There was a gas and electric chandelier above the table with large groundglass globes. Henry Ford suddenly cried out to Edison, “I’ll bet you anything you want to bet that I can kick that globe off that chandelier.”
Though only the first course had been served, the table was pushed aside and Edison began limbering up his legs in the middle of the room. Daniels’ story was that the electrical wizard made the highest kick he’d ever seen and smashed the globe to smithereens. Ford missed by a fraction of an inch.
Through the rest of the lunch Edison was busy crowing over Ford: “You are a younger man than I but I can outkick you.”
It wasn’t till the arrival of the icecream that McCormick could get his guests’ attention back to the needs of the Democratic campaign. All his pretty speeches about the President’s great work for peace were of no avail. Ford was a little leery of the word since the razzing he’d taken over the fiasco of his “peace ark” the winter before. “All this campaign spending is the bunk,” he said. “I wouldn’t give a dollar to any campaign committee.”
In the end he was induced to run a series of newspaper advertisements which kept Ford products in the public eye at the same time as they gave reasons why people should vote for Woodrow Wilson. All McCormick got out of Edison was a catchy statement: “They say Wilson has blundered. Perhaps he has but I notice he usually blunders forward.”
The Eight Hour Day
One reason why money was shy was Wilson’s appointment of a Louisvilleborn Boston lawyer named Louis D. Brandeis to the Supreme Court.

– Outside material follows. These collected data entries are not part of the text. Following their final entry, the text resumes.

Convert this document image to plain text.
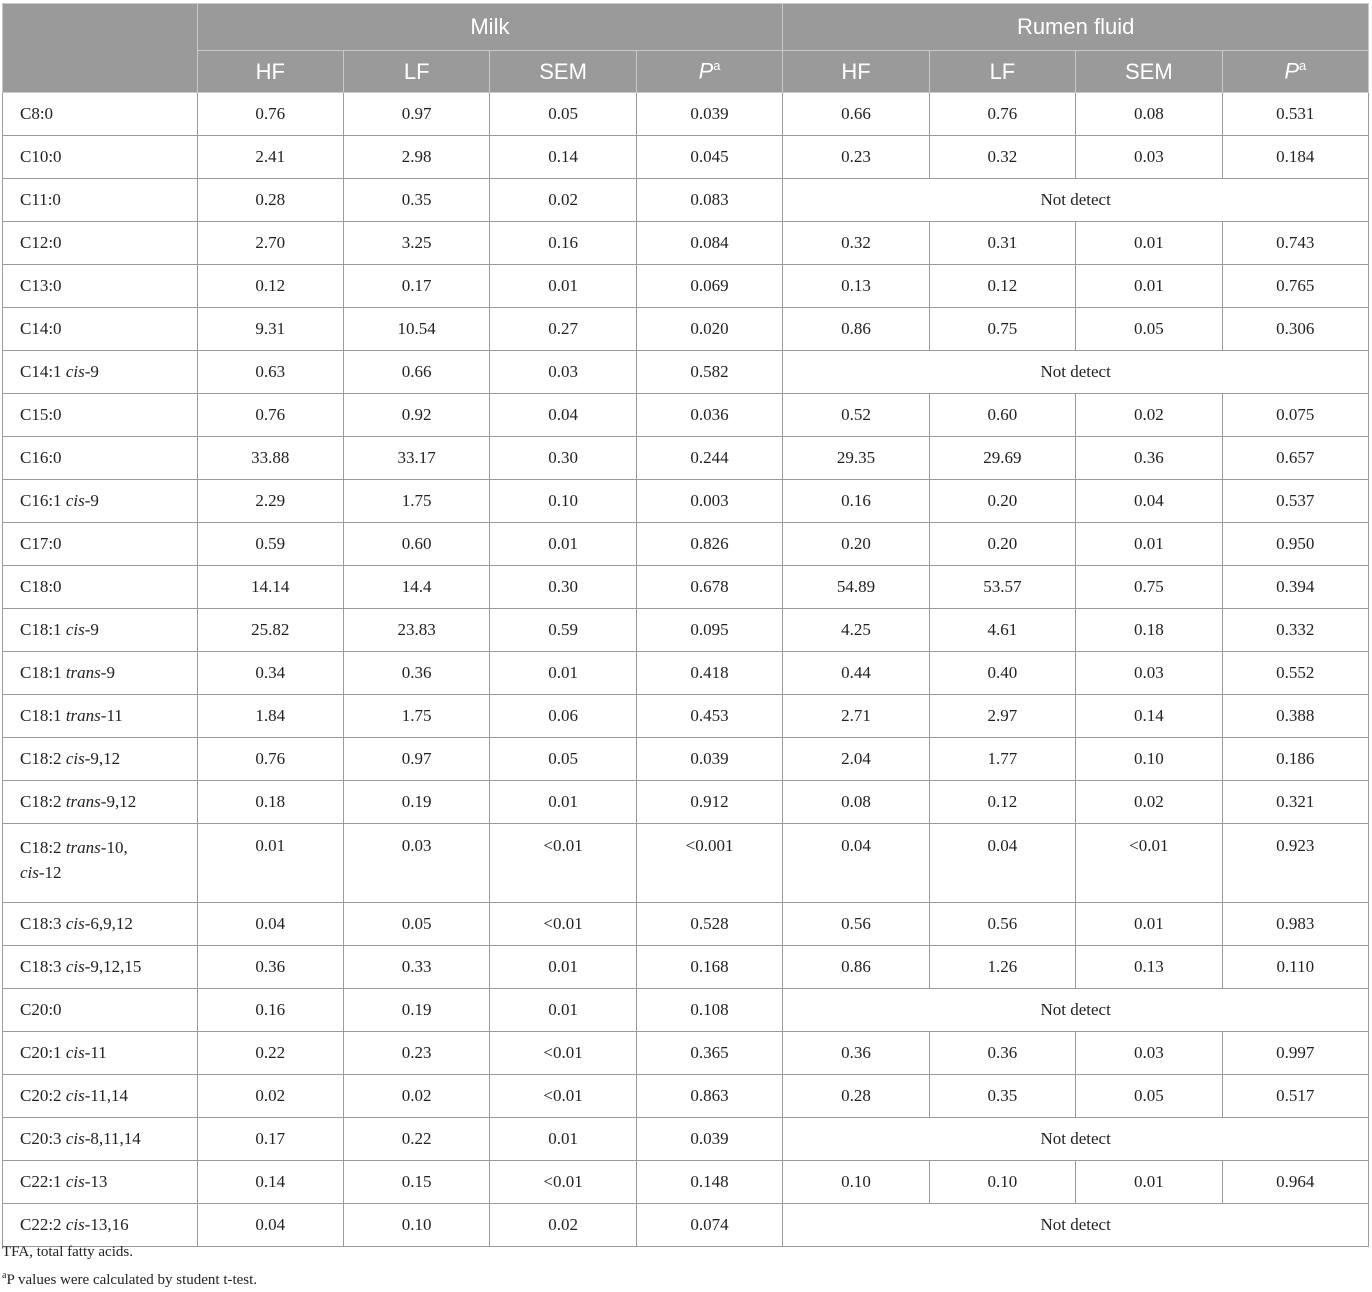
	Milk				Rumen fluid			
	HF	LF	SEM	$P^a$	HF	LF	SEM	$P^a$
C8:0	0.76	0.97	0.05	0.039	0.66	0.76	0.08	0.531
C10:0	2.41	2.98	0.14	0.045	0.23	0.32	0.03	0.184
C11:0	0.28	0.35	0.02	0.083	Not detect			
C12:0	2.70	3.25	0.16	0.084	0.32	0.31	0.01	0.743
C13:0	0.12	0.17	0.01	0.069	0.13	0.12	0.01	0.765
C14:0	9.31	10.54	0.27	0.020	0.86	0.75	0.05	0.306
C14:1 cis-9	0.63	0.66	0.03	0.582	Not detect			
C15:0	0.76	0.92	0.04	0.036	0.52	0.60	0.02	0.075
C16:0	33.88	33.17	0.30	0.244	29.35	29.69	0.36	0.657
C16:1 cis-9	2.29	1.75	0.10	0.003	0.16	0.20	0.04	0.537
C17:0	0.59	0.60	0.01	0.826	0.20	0.20	0.01	0.950
C18:0	14.14	14.4	0.30	0.678	54.89	53.57	0.75	0.394
C18:1 cis-9	25.82	23.83	0.59	0.095	4.25	4.61	0.18	0.332
C18:1 trans-9	0.34	0.36	0.01	0.418	0.44	0.40	0.03	0.552
C18:1 trans-11	1.84	1.75	0.06	0.453	2.71	2.97	0.14	0.388
C18:2 cis-9,12	0.76	0.97	0.05	0.039	2.04	1.77	0.10	0.186
C18:2 trans-9,12	0.18	0.19	0.01	0.912	0.08	0.12	0.02	0.321
C18:2 trans-10,
cis-12	0.01	0.03	<0.01	<0.001	0.04	0.04	<0.01	0.923
C18:3 cis-6,9,12	0.04	0.05	<0.01	0.528	0.56	0.56	0.01	0.983
C18:3 cis-9,12,15	0.36	0.33	0.01	0.168	0.86	1.26	0.13	0.110
C20:0	0.16	0.19	0.01	0.108	Not detect			
C20:1 cis-11	0.22	0.23	<0.01	0.365	0.36	0.36	0.03	0.997
C20:2 cis-11,14	0.02	0.02	<0.01	0.863	0.28	0.35	0.05	0.517
C20:3 cis-8,11,14	0.17	0.22	0.01	0.039	Not detect			
C22:1 cis-13	0.14	0.15	<0.01	0.148	0.10	0.10	0.01	0.964
C22:2 cis-13,16	0.04	0.10	0.02	0.074	Not detect			
TFA, total fatty acids.
$^a$P values were calculated by student t-test.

Brandeis, a scholarly product of the Harvard Law School, had made his career in the harrying of monopolies and trusts in the interests of the consumer. Bigness was his bugaboo. He was the knight errant of the small man. Conservatives looked with suspicion upon his glittering pronouncements. Even Taft, broadminded as he was, considered his appointment “the worst possible,” and every conservative voice in the country was raised against him in the bitter battle for approval of his appointment in the Senate.

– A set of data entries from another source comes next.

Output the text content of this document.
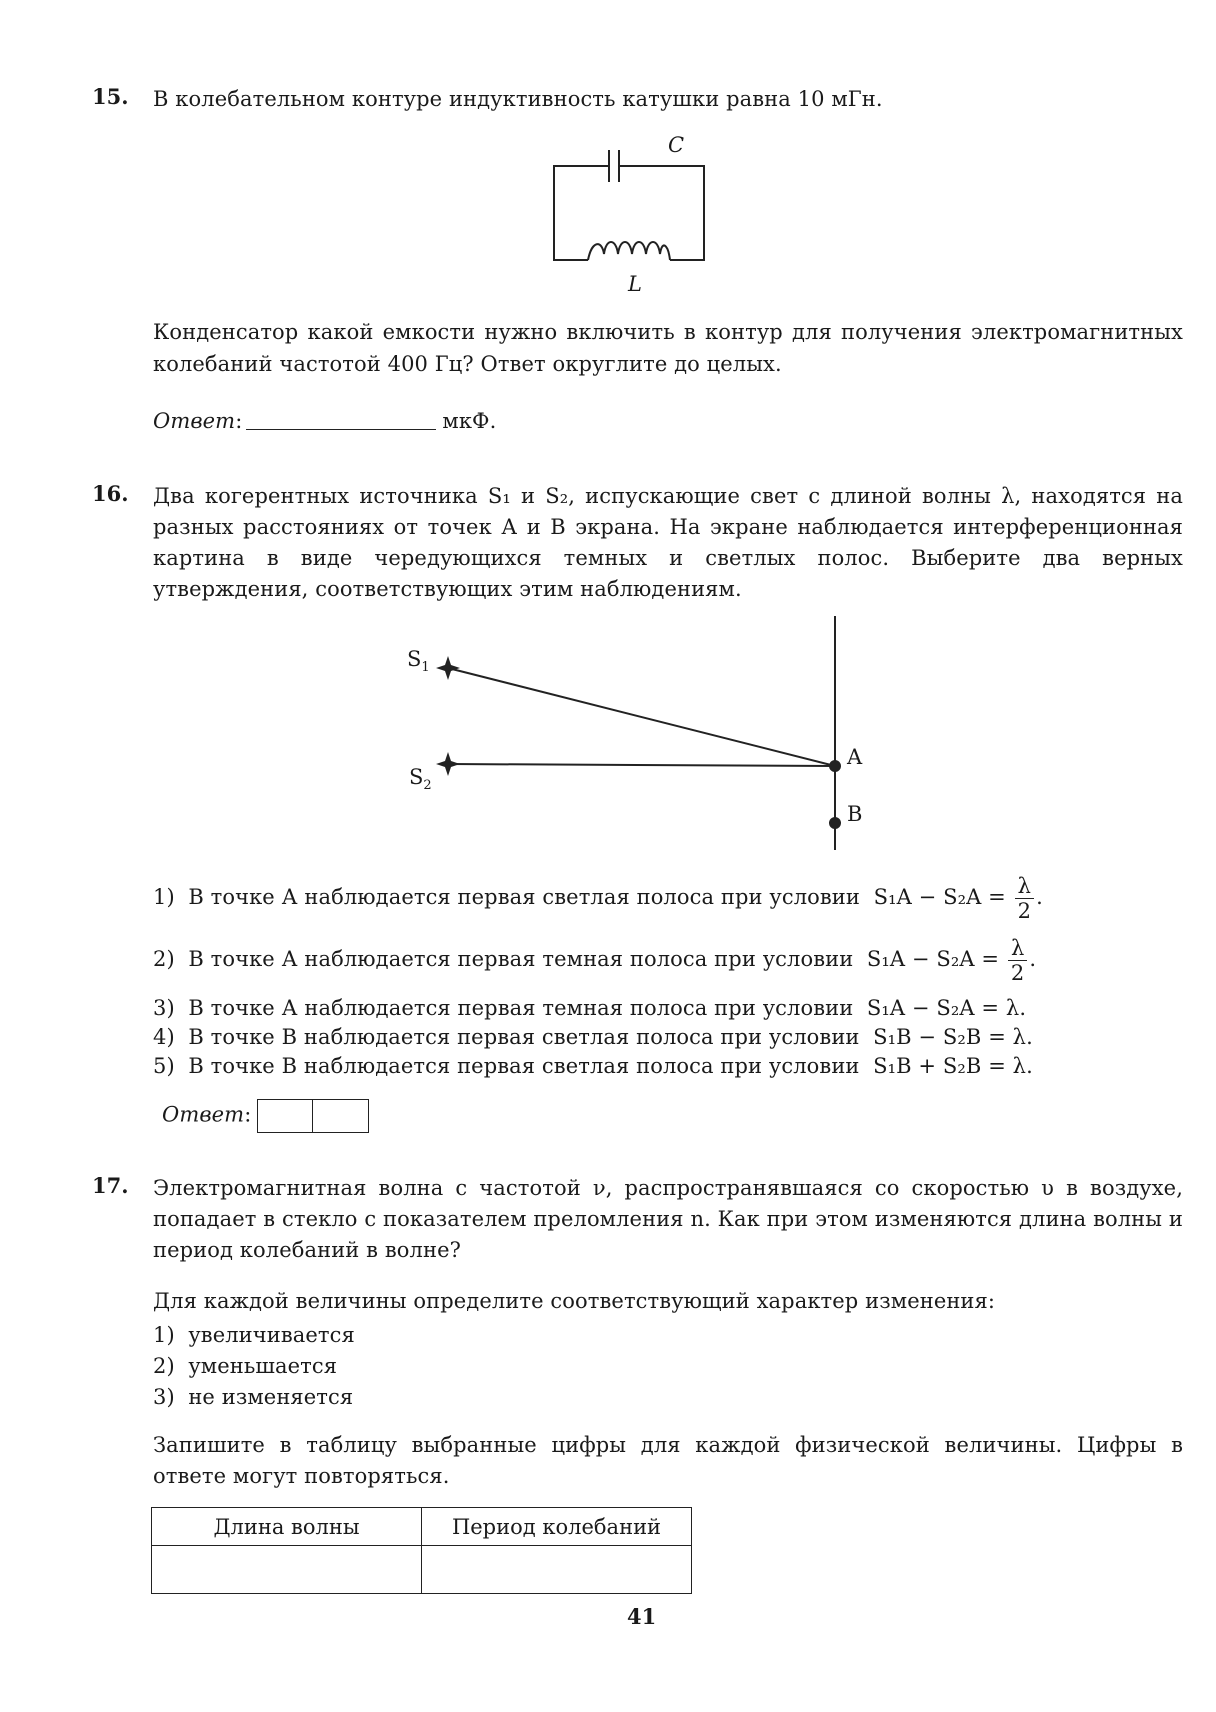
15. В колебательном контуре индуктивность катушки равна 10 мГн.
C
L
Конденсатор какой емкости нужно включить в контур для получения электромагнитных колебаний частотой 400 Гц? Ответ округлите до целых.
Ответ:	мкФ.
16. Два когерентных источника S₁ и S₂, испускающие свет с длиной волны λ, находятся на разных расстояниях от точек А и В экрана. На экране наблюдается интерференционная картина в виде чередующихся темных и светлых полос. Выберите два верных утверждения, соответствующих этим наблюдениям.
$S_1$
$S_2$
A
B
1) В точке А наблюдается первая светлая полоса при условии $S_1A - S_2A = \frac{\lambda}{2}$ .
2) В точке А наблюдается первая темная полоса при условии $S_1A - S_2A = \frac{\lambda}{2}$ .
3) В точке А наблюдается первая темная полоса при условии S₁A − S₂A = λ.
4) В точке В наблюдается первая светлая полоса при условии S₁B − S₂B = λ.
5) В точке В наблюдается первая светлая полоса при условии S₁B + S₂B = λ.
Ответ:
17. Электромагнитная волна с частотой ν, распространявшаяся со скоростью υ в воздухе, попадает в стекло с показателем преломления n. Как при этом изменяются длина волны и период колебаний в волне?
Для каждой величины определите соответствующий характер изменения:
1) увеличивается
2) уменьшается
3) не изменяется
Запишите в таблицу выбранные цифры для каждой физической величины. Цифры в ответе могут повторяться.
Длина волны	Период колебаний

41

Another reason was the La Follette Act establishing improved working conditions for American seamen, and greatly increasing the cost of operating merchantships under the American flag, which business blamed the President for conniving at. A third was the amendment to the Clayton Act exempting laborunions from the antitrust laws. A fourth was the Adamson Law establishing an eight hour day and arbitration procedures for railroad labor. To most of the business community the eight hour day was still a red flag to a bull.